5. In another pan, melt butter and sauté onion and garlic until brown around the edges.
6. Add rice and stir until thoroughly coated with butter and onions. Cook for 1 to 2 minutes. Do not brown.
7. Incrementally add warm broth one ladle at a time, stirring frequently. Wait to add another ladle until liquid has been completely absorbed by the rice. Pot should be at a gentle simmer. Risotto is ready when the rice is a bit chewy and the consistency of thick porridge.

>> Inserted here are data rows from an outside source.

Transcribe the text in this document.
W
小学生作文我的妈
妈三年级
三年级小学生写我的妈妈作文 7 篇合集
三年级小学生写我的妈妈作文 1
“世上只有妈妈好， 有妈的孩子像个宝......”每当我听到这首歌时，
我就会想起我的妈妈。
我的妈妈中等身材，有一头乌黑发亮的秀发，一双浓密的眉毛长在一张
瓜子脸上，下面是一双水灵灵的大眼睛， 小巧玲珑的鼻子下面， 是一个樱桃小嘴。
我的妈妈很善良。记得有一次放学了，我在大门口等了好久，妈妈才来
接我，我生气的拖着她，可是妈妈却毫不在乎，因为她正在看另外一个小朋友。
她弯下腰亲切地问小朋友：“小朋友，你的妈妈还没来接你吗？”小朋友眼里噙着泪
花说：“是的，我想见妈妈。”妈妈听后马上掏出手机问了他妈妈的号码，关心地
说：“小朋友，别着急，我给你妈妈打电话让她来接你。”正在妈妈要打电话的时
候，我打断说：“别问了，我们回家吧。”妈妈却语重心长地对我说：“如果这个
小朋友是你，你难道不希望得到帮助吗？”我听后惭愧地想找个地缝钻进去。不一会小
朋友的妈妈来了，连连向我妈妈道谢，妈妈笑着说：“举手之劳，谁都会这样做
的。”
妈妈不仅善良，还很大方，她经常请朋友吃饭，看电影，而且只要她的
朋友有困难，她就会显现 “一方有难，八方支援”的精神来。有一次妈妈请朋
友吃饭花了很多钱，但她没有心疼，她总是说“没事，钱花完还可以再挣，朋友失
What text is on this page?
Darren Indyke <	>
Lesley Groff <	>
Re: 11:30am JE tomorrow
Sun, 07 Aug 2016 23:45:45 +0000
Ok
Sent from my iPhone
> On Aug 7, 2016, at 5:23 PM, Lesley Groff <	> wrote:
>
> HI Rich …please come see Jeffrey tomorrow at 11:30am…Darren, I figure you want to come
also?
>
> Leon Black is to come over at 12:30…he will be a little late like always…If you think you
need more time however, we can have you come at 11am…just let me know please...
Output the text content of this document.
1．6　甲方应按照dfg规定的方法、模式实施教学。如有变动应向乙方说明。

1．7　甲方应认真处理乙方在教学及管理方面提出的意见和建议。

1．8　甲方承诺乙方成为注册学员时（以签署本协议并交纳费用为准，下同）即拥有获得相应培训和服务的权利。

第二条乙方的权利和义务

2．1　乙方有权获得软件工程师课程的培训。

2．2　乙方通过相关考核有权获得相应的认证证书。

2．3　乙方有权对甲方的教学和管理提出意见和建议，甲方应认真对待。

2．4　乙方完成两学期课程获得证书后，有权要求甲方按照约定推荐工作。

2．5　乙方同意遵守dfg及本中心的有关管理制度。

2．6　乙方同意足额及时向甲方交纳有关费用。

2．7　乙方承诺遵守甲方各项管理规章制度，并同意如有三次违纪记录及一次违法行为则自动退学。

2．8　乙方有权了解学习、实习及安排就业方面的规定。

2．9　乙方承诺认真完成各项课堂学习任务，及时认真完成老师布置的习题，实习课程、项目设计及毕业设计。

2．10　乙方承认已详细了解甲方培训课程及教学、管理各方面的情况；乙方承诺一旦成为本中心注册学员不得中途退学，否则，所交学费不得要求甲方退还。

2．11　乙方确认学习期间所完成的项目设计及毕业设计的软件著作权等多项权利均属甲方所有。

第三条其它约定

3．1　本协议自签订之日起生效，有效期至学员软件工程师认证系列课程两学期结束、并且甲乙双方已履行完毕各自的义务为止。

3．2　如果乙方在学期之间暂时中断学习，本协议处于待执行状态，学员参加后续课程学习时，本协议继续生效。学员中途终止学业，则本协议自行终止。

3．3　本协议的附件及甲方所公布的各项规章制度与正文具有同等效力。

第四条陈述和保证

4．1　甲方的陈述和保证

8. In the last 5 minutes of cooking the risotto, put the pan of prepared shrimp in the oven and bake for 5 to 10 minutes until the shrimp are pink.
9. When risotto is ready, turn off the heat and stir in grated Parmesan. Top with shrimp and parsley, and serve.
Candy Bar Lava Cake
3 ounces semi-sweet chocolate chips
1/4 cup of butter
1/8 cup all purpose flour
1/2 cup powdered sugar
1/8 teaspoon salt
1 large egg
1 large egg yolk
Mini candy bar of your choice
Nonstick cooking spray
Raspberries (for garnish)
Mint leaves (for garnish)
Supplies needed: Ramekins or small bowls
1. Spray each ramekin with cooking spray. Preheat oven to 425 degrees.
2. Put butter and chocolate in microwave-safe bowl and microwave in 10-second increments until smooth. Set aside.
3. Whisk flour, powdered sugar and salt in a bowl.
4. In another bowl, whisk the egg and the additional egg yolk together until combined.
5. Pour flour mixture and eggs into the bowl of chocolate. Slowly stir everything together. Gently whisk any lumps.
6. Spoon chocolate batter evenly into prepared ramekin or bowl, leaving a little space at the top.
7. Insert mini candy bar of your choice into the middle. Pour remaining batter on the top.
8. Place ramekins on baking sheet and bake for 12 to 14 minutes until the sides appear solid and firm. The tops will look soft.
9. Allow to cool for 1 minute. Garnish with additional powdered sugar, raspberries and mint leaves, and serve immediately.